Mit dem Gesetzentwurf, in den auch Anregungen von Vereinen und Verbänden sowie des Landesbeauftragten für Bürokratieabbau, Deregulierung und Aufgabenabbau eingeflossen seien,  wolle das Land vor allem überflüssige Bürokratie abbauen und alle Förmlichkeiten auf das Notwendigste beschränken. „Gegenwärtig muss man beispielsweise bei der Anmeldung zum Vereinsregister noch zwei Stellen aufsuchen. Zunächst einen Notar oder Ratschreiber, um die Erklärung dort öffentlich beglaubigen zu lassen, dann das Amtsgericht, um die Anmeldung zu bewirken. Das halte ich für überflüssigen Zeit- und Verwaltungsaufwand. Um hier unnötige Reibungsverluste zu vermeiden, sollen alle Förmlichkeiten künftig komplett beim Amtsgericht erledigt werden können“, erklärte Justizminister Goll. Auch sei vorgesehen den einzelnen Ländern die Möglichkeit zu eröffnen, die Führung des Vereinsregisters auf andere Stellen als die Amtsgerichte zu übertragen.
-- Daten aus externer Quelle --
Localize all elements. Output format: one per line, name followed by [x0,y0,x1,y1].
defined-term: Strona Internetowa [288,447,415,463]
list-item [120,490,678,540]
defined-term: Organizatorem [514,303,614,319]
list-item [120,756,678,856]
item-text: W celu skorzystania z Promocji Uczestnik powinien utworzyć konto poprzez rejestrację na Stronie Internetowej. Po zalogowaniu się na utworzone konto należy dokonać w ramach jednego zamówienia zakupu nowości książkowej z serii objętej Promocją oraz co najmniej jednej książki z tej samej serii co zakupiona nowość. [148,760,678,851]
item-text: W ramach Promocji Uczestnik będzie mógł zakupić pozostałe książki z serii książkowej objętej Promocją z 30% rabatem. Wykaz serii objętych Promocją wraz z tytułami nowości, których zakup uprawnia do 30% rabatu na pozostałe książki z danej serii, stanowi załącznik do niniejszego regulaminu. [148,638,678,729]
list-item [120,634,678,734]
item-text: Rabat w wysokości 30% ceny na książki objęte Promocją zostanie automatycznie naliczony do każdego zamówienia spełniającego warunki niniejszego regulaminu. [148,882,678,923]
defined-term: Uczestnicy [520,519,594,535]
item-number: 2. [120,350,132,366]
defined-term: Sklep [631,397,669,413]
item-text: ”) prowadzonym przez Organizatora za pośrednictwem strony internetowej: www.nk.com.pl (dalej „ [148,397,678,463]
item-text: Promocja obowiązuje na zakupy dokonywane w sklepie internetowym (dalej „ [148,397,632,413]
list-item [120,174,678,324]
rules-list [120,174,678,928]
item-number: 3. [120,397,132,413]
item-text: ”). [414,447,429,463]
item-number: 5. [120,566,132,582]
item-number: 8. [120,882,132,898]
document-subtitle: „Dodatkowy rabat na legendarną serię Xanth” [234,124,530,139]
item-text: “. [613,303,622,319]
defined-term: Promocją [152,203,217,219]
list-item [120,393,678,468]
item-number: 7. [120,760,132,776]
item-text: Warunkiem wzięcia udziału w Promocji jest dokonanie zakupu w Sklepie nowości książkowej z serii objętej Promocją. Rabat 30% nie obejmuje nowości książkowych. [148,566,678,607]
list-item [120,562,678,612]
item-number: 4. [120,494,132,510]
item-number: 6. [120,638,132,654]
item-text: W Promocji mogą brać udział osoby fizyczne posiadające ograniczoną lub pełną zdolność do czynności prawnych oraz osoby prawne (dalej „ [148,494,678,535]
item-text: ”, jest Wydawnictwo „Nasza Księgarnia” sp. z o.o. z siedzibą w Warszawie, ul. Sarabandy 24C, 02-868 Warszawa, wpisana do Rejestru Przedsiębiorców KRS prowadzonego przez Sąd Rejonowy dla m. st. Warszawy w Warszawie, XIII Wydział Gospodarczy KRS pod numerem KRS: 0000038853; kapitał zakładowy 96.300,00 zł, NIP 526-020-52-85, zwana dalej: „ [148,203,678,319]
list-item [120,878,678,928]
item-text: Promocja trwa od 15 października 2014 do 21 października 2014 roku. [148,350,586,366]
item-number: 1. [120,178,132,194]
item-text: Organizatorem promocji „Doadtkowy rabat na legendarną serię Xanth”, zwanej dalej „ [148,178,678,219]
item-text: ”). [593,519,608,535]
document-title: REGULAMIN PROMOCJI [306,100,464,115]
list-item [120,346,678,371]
Haftungsprivilegierung für Vereinsmitglieder

Ministerpräsident Oettinger betonte, dass der Staat auf die Bereitschaft der Bürger zum privaten Engagement angewiesen sei. „Es darf dann aber nicht so sein, dass ausgerechnet diejenigen, die sich am stärksten engagieren, das größte Risiko zu tragen haben. Deshalb wollen wir das mit der Vereinsarbeit verbundene Haftungsrisiko reduzieren. Wo bisher die Vereinsmitglieder untereinander noch nach allgemeinen Haftungsmaßstäben haften, sollen die neuen Regelungen künftig insbesondere den Mitgliedern entgegenkommen, die sich stärker als andere im Verein engagieren und damit solchen Risiken bisher in verstärktem Maße ausgesetzt sind“, unterstrich Oettinger. „Keine Fehler macht nur, wer gar nichts tut. Wir wollen aber, dass in den Vereinen weiterhin viel getan wird. Fehler sollen nicht schon bei jeder Fahrlässigkeit dazu führen, Schadensersatz zahlen zu müssen.“

Rechtsfähigkeit bei nicht-wirtschaftlichen Vereinen soll aufgegeben werden

Außerdem soll die Unterscheidung zwischen rechtsfähigen und nicht rechtsfähigen nicht-wirtschaftlichen Vereinen aufgegeben werden. Künftig wären dann alle nicht-wirtschaftlichen Vereine ohne Rücksicht auf eine Eintragung im Vereinsregister rechtsfähig und nähmen von Beginn an als Verein im Rechtsverkehr teil, erklärte Goll. Sie könnten also unter ihrem Namen vor Gericht klagen oder auch verklagt werden. Auch kleinen Vereinen, die bislang die Förmlichkeiten des Vereinsregisterverfahrens scheuten, werde so die Möglichkeit eröffnet, im Rechtsverkehr als Verein aufzutreten.
 

Konstitutive Wirkung der Eintragung des Vorstands ins Vereinsregister

Auch solle die Vertretung eines Vereins durch den Vorstand gesetzlich klarer geregelt werden, erklärte der Justizminister. So solle zum Schutz des Rechtsverkehrs die Vertretungsmacht des Vorstands gegenüber Dritten nicht mehr von einer internen Beschlussfassung abhängig sein. Vereinsinterne Abläufe, die Außenstehende kaum überblicken können, sollen nach dem Gesetzentwurf an Bedeutung verlieren. Schließlich soll die Eintragung des Vorstands in das Vereinsregister künftig konstitutiv wirken. Dadurch blieben den eingetragenen Vereinen ebenso wie den das Vereinsregister führenden Stellen lästige Rückfragen erspart. Vor allem dann, wenn über Jahre derselbe Vorstand wieder gewählt werde, wäre künftig nichts weiter zu veranlassen. Nur bei der Neuwahl eines Vorstands, sehe der Gesetzentwurf eine Eintragung des neuen Vorstands im Vereinsregister durch den alten Vorstand vor.